Measurement of collagen I and III mRNA expression. The
method has already been described in detail [11]. Briefly, for
studying mRNA collagen expression and histone H3 expression, the
latter as an index of proliferation rate, cells at confluence were
harvested and homogenized in 4Hguanidine thiocyanate and the
homogenate was stratified over CsCl and centrifuged at
130,000 g for 17 hours. Five m g of total RNA was
fractionated by electrophoresis on a 1% agarose gel containing
formaldehyde and then blotted on Hybond N membrane. UV-irradiated
filters were then hybridized with a random-primed [32g] collagen I,
collagen III or histone H3 cDNAs probe. The intensity of the bonds
was quantified using Phosphor Imager (Molecular Dinamics).
Results
We measured the effect of incubating human fibroblasts in two
different state of proliferation. In cells made quiescent with a
low percentage of FCS (0.4%) and in proliferating cells i.e. cells
incubated in culture medium with 10% of FCS added. The two
different conditions of proliferation were checked by measuring the
istone H3 gene expression which was clearly decreased in cells
incubated with low FCS, percentage as compared to cells incubated
in 10% FCS, as shown in figure 1. We incubated human
fibroblasts in both a state of proliferation and in a condition of
magnesium deprivation for 24 hours and then we measured the
mRNA collagen I and III gene expression. Both collagen I and III
mRNA gene expression were increased by magnesium deprivation as
shown in figure
1. The increase in collagen expression was similar for both
collagen I and III and for the two states of proliferation
considered.
Discussion
Our results show that by depriving the cell culture medium of
magnesium there is an increase in the expression of the two genes
assigned to the synthesis of collagen. The effect of extracellular
magnesium deprivation does not seem to be linked to the actual
state of cell proliferation as demonstrated by the similar results
obtained in cells incubated in medium with either high FCS (10%) or
low (0.4%) FCS concentration. These data are in favour of a
potential link between magnesium and collagen synthesis. An obvious
limitation of the present study relies on the in vitro model
which is far from the physiological condition in that the cells
underwent 24 hours of complete magnesium deprivation. Despite
this limitation we believe that these preliminary data confirm the
anecdotal reports of increased fibrosis in animal models of
magnesium deficiency. Shivakumar et al. describes in rats
that the aortas of rats on a magnesium-deficient diet demonstrate
an increase in the rate of collagen synthesis [12]. The same
authors reported a similar increase in collagen synthesis in the
heart of rats on a magnesium-deficient diet [13].

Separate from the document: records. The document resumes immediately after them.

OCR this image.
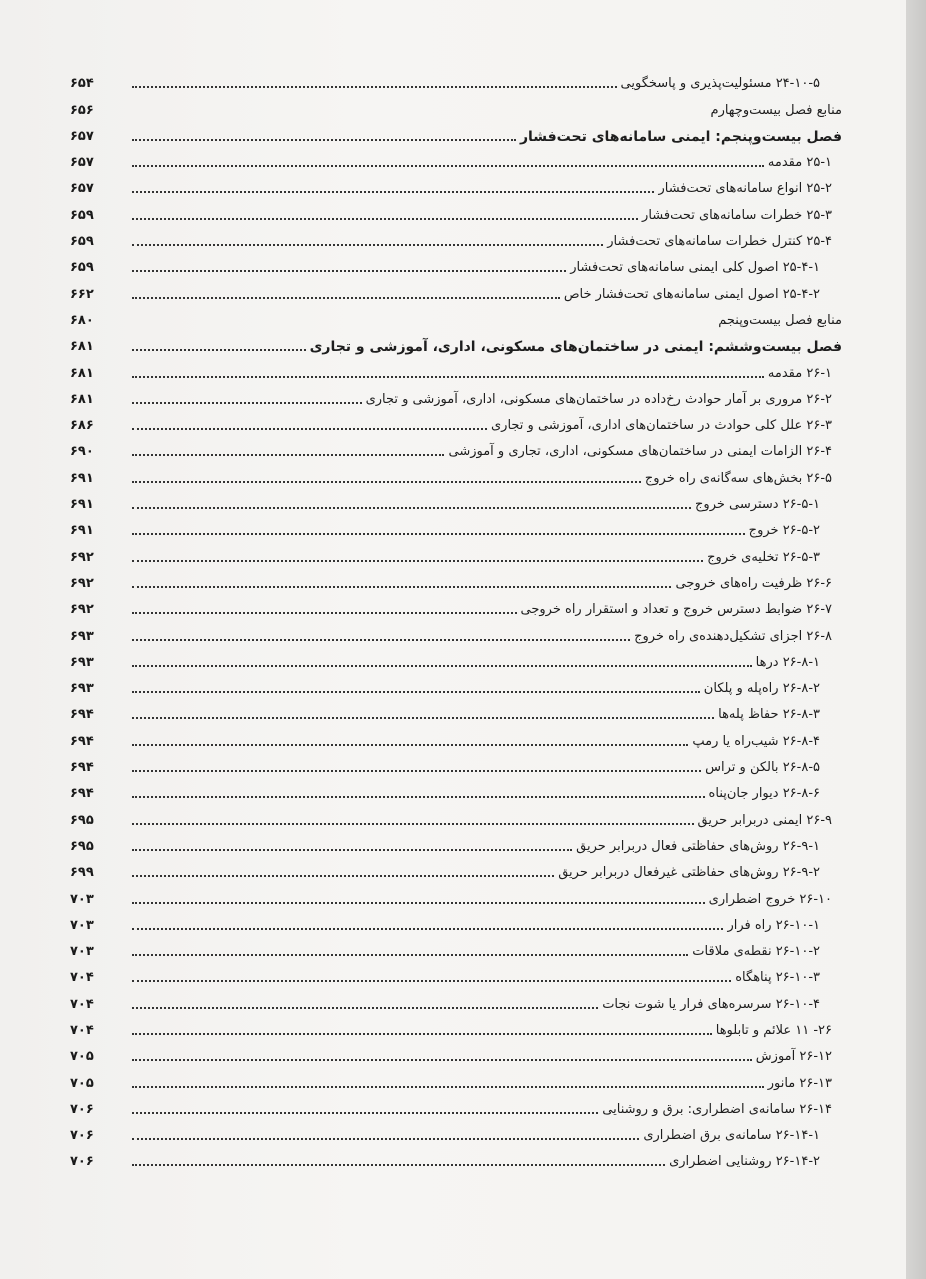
۲۴-۱۰-۵ مسئولیت‌پذیری و پاسخگویی
۶۵۴
منابع فصل بیست‌وچهارم
۶۵۶
فصل بیست‌وپنجم: ایمنی سامانه‌های تحت‌فشار
۶۵۷
۲۵-۱ مقدمه
۶۵۷
۲۵-۲ انواع سامانه‌های تحت‌فشار
۶۵۷
۲۵-۳ خطرات سامانه‌های تحت‌فشار
۶۵۹
۲۵-۴ کنترل خطرات سامانه‌های تحت‌فشار
۶۵۹
۲۵-۴-۱ اصول کلی ایمنی سامانه‌های تحت‌فشار
۶۵۹
۲۵-۴-۲ اصول ایمنی سامانه‌های تحت‌فشار خاص
۶۶۲
منابع فصل بیست‌وپنجم
۶۸۰
فصل بیست‌وششم: ایمنی در ساختمان‌های مسکونی، اداری، آموزشی و تجاری
۶۸۱
۲۶-۱ مقدمه
۶۸۱
۲۶-۲ مروری بر آمار حوادث رخ‌داده در ساختمان‌های مسکونی، اداری، آموزشی و تجاری
۶۸۱
۲۶-۳ علل کلی حوادث در ساختمان‌های اداری، آموزشی و تجاری
۶۸۶
۲۶-۴ الزامات ایمنی در ساختمان‌های مسکونی، اداری، تجاری و آموزشی
۶۹۰
۲۶-۵ بخش‌های سه‌گانه‌ی راه خروج
۶۹۱
۲۶-۵-۱ دسترسی خروج
۶۹۱
۲۶-۵-۲ خروج
۶۹۱
۲۶-۵-۳ تخلیه‌ی خروج
۶۹۲
۲۶-۶ ظرفیت راه‌های خروجی
۶۹۲
۲۶-۷ ضوابط دسترس خروج و تعداد و استقرار راه خروجی
۶۹۲
۲۶-۸ اجزای تشکیل‌دهنده‌ی راه خروج
۶۹۳
۲۶-۸-۱ درها
۶۹۳
۲۶-۸-۲ راه‌پله و پلکان
۶۹۳
۲۶-۸-۳ حفاظ پله‌ها
۶۹۴
۲۶-۸-۴ شیب‌راه یا رمپ
۶۹۴
۲۶-۸-۵ بالکن و تراس
۶۹۴
۲۶-۸-۶ دیوار جان‌پناه
۶۹۴
۲۶-۹ ایمنی دربرابر حریق
۶۹۵
۲۶-۹-۱ روش‌های حفاظتی فعال دربرابر حریق
۶۹۵
۲۶-۹-۲ روش‌های حفاظتی غیرفعال دربرابر حریق
۶۹۹
۲۶-۱۰ خروج اضطراری
۷۰۳
۲۶-۱۰-۱ راه فرار
۷۰۳
۲۶-۱۰-۲ نقطه‌ی ملاقات
۷۰۳
۲۶-۱۰-۳ پناهگاه
۷۰۴
۲۶-۱۰-۴ سرسره‌های فرار یا شوت نجات
۷۰۴
۲۶- ۱۱ علائم و تابلوها
۷۰۴
۲۶-۱۲ آموزش
۷۰۵
۲۶-۱۳ مانور
۷۰۵
۲۶-۱۴ سامانه‌ی اضطراری: برق و روشنایی
۷۰۶
۲۶-۱۴-۱ سامانه‌ی برق اضطراری
۷۰۶
۲۶-۱۴-۲ روشنایی اضطراری
۷۰۶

A physiopathologic mechanism linking magnesium homeostasis to
the state of collagen turnover may have important clinical
correlates. In fact, it may provide partial explanations for the
effects of spironolactone in congestive heart failure. A group of
1,633 patients with moderate-severe heart failure was studied
and an improvement in mortality of 30% was shown when a low dose of
spironolactone (25 mg daily) was added to the usual therapy of
a combination of diuretics, ACE-inhibitors and digoxin. The
decrease in mortality in the group randomized to treatment with
spironolactone applied to cases of both progressive heart failure
and of sudden death [14]. We might hypothesize that spironolactone
produces some of its beneficial effects by restoring a normal
magnesium homeostasis in these patients who are characterized by a
negative magnesium balance (for review see 15). This latter may
produce a cardiac fibrosis and remodelling resulting in an
increased mortality. A normal magnesium balance may thus restore a
normal collagen turnover.
Acknowledgement
The authors wish to thank Prof. Marta Menegazzi for technical
assistance in northern blot analysis.